WVU-P recently sold parts of its Downtown Center on Market Street after the site could not generate the student interest in programs offered there. That building had been donated to the college and renovated.

Goudy said the foundation and the university are two distinct organizations and the properties were different.

”They are two separate things,” she said. ”(Oakland) is a gift to the foundation.

”The sole purpose of the foundation is to benefit the mission of the college. This has the purpose of supporting our alumni and our academics in broad terms. This is such an asset for the community and we are going to look to the community to help us support it,” Goudy said.
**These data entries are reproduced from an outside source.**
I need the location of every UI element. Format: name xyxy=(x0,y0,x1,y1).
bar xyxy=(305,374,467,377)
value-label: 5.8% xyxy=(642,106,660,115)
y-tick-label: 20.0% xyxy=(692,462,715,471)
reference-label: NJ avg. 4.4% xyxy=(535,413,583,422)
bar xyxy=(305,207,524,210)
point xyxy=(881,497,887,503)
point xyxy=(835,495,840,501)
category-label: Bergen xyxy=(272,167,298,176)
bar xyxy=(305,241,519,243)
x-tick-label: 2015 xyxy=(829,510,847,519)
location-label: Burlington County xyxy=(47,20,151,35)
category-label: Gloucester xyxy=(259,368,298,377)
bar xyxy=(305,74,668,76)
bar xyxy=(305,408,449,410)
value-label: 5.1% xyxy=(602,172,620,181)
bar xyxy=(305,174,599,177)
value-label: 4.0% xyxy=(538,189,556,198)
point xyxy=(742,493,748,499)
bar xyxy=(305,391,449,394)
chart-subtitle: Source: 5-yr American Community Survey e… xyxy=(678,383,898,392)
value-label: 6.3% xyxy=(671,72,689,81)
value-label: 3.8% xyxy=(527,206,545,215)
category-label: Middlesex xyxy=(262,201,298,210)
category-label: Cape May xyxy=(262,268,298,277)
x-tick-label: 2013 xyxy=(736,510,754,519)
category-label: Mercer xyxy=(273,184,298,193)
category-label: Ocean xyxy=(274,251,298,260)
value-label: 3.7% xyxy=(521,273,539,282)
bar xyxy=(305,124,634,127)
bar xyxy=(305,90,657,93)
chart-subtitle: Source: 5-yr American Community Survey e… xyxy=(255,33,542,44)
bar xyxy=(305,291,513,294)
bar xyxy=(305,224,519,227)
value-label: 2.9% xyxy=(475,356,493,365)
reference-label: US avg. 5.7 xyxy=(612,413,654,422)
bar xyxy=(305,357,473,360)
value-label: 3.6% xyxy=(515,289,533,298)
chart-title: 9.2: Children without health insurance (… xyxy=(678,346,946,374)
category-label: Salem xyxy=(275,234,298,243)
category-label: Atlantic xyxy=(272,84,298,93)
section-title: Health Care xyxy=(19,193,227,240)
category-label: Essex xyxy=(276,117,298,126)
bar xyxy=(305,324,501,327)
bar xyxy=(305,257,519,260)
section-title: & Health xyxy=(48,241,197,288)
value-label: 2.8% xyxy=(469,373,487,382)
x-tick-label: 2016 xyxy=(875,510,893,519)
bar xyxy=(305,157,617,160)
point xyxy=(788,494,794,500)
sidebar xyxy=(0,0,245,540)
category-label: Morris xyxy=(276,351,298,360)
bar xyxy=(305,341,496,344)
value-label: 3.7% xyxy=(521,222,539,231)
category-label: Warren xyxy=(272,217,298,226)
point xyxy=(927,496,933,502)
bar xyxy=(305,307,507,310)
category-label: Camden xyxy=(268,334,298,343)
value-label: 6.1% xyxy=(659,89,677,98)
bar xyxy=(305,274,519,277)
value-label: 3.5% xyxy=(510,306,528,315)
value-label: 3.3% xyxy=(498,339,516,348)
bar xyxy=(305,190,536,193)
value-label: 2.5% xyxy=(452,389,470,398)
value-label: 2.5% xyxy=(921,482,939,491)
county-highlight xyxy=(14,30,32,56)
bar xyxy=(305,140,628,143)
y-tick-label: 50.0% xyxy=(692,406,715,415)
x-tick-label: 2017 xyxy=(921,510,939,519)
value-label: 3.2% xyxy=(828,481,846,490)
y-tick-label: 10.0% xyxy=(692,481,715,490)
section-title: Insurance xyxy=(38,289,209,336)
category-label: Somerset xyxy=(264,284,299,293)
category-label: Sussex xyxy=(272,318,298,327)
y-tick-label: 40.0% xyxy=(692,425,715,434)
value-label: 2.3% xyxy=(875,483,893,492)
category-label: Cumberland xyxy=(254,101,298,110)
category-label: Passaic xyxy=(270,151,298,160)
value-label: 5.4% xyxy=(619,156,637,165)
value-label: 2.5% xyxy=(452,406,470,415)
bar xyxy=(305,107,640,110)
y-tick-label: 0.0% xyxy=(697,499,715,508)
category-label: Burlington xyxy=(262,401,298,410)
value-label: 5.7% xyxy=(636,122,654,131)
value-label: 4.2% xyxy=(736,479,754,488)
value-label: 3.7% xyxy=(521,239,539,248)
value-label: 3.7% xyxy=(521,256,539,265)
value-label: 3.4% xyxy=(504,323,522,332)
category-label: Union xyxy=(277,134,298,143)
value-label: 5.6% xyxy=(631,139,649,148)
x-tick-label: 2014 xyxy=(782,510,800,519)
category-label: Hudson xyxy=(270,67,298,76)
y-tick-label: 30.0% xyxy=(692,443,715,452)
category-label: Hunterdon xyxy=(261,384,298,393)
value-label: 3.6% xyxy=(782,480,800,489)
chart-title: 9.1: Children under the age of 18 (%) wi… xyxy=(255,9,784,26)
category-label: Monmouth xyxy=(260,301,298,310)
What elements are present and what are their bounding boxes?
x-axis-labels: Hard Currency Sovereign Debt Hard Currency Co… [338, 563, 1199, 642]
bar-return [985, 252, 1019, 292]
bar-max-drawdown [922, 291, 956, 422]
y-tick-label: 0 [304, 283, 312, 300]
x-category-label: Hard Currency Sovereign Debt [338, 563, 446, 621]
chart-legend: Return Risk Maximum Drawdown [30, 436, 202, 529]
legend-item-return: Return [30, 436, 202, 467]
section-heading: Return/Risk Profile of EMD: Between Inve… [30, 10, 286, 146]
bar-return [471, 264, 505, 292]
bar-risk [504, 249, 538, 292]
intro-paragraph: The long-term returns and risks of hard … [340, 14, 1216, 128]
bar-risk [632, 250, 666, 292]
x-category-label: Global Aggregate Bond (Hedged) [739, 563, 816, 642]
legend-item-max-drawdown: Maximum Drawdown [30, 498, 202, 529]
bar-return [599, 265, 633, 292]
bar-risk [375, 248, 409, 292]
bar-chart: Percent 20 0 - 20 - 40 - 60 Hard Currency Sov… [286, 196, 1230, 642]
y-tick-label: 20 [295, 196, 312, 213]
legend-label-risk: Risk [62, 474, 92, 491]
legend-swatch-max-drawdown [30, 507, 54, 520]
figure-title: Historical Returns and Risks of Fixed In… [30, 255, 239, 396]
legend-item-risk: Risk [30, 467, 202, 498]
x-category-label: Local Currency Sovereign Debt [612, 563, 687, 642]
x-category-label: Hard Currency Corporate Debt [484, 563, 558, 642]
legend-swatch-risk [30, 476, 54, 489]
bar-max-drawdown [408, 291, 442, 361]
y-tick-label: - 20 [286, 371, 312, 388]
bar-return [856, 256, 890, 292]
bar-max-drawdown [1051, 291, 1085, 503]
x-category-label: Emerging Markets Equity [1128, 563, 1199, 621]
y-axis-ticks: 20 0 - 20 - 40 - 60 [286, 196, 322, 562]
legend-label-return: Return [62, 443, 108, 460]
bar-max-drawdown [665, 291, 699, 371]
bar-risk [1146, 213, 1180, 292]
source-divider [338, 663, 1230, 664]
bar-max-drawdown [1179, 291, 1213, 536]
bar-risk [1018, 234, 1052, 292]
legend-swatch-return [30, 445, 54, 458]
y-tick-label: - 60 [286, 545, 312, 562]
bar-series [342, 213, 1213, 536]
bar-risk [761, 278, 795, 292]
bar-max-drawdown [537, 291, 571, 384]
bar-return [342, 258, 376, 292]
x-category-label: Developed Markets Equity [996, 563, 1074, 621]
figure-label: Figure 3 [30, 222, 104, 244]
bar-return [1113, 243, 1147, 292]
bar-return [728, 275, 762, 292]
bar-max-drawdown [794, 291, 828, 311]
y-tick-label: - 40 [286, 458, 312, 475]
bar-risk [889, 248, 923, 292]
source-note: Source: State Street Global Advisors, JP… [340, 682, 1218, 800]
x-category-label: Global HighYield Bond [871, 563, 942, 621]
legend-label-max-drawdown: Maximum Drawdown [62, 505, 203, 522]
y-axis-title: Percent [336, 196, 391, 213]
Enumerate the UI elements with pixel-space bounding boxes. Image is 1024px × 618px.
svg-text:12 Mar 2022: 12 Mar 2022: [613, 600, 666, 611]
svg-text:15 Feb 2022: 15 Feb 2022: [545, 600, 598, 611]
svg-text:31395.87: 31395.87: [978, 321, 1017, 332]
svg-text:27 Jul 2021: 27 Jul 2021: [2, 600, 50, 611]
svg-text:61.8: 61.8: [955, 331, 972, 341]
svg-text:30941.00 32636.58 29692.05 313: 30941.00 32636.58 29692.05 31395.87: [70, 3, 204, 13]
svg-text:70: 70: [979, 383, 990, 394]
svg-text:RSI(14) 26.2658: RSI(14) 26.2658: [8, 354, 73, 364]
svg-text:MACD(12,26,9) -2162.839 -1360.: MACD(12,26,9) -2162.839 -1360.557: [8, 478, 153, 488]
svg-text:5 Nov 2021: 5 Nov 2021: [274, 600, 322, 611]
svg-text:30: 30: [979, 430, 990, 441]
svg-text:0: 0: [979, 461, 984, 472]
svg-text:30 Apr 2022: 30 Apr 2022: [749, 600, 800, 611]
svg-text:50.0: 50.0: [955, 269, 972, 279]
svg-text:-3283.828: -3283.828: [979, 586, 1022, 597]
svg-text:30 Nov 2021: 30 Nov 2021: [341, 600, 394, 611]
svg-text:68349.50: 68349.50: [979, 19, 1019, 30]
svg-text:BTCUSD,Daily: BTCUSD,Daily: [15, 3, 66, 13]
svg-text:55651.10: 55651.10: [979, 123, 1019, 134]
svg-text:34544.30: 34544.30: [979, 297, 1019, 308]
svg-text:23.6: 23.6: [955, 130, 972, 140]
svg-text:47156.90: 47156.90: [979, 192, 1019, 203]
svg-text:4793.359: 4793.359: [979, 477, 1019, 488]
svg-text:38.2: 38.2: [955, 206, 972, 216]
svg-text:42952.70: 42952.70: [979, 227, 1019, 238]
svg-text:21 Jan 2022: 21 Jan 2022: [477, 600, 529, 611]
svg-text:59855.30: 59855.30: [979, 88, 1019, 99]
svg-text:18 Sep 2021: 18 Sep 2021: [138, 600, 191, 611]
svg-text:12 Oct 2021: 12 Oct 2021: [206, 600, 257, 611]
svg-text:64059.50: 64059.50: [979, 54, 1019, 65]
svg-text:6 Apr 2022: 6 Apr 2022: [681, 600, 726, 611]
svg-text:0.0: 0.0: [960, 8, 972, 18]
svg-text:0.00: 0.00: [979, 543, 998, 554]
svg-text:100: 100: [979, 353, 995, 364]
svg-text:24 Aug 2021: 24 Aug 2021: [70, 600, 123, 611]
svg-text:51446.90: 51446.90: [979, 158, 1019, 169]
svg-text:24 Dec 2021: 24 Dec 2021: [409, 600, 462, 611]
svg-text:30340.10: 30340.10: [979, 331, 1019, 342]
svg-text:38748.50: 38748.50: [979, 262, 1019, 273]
The Downtown Center was developed purely for academic purposes and at the time, the school had a large student enrollment, Goudy said. The development of Oakland is not dependent only on student enrollment. It can also accommodate activities with far more community reach in the area, she said.

”It is that broader use,” she said.

Lutz is the last of his family who would be living in the Parkersburg area, he said.

”Something had to be done with the house,” he said.

He has had offers to buy the property, but most of those plans involved tearing the house down and he did not want that.

”I began looking at other avenues on what I could do with it,” he said.

That led him to the foundation.

The deal worked out allowed for the preservation of the house while making needed updates and repairs, Lutz said.

”Parkersburg has a long, rich history and has been a great place to live for my family since the 1790s,” he said. ”I am happy to give something back to the community.

”It has been here for 183 years. West Virginia University at Parkersburg and its foundation will be a good steward of the property and will make use of it that will benefit both the school and the community,” Lutz said.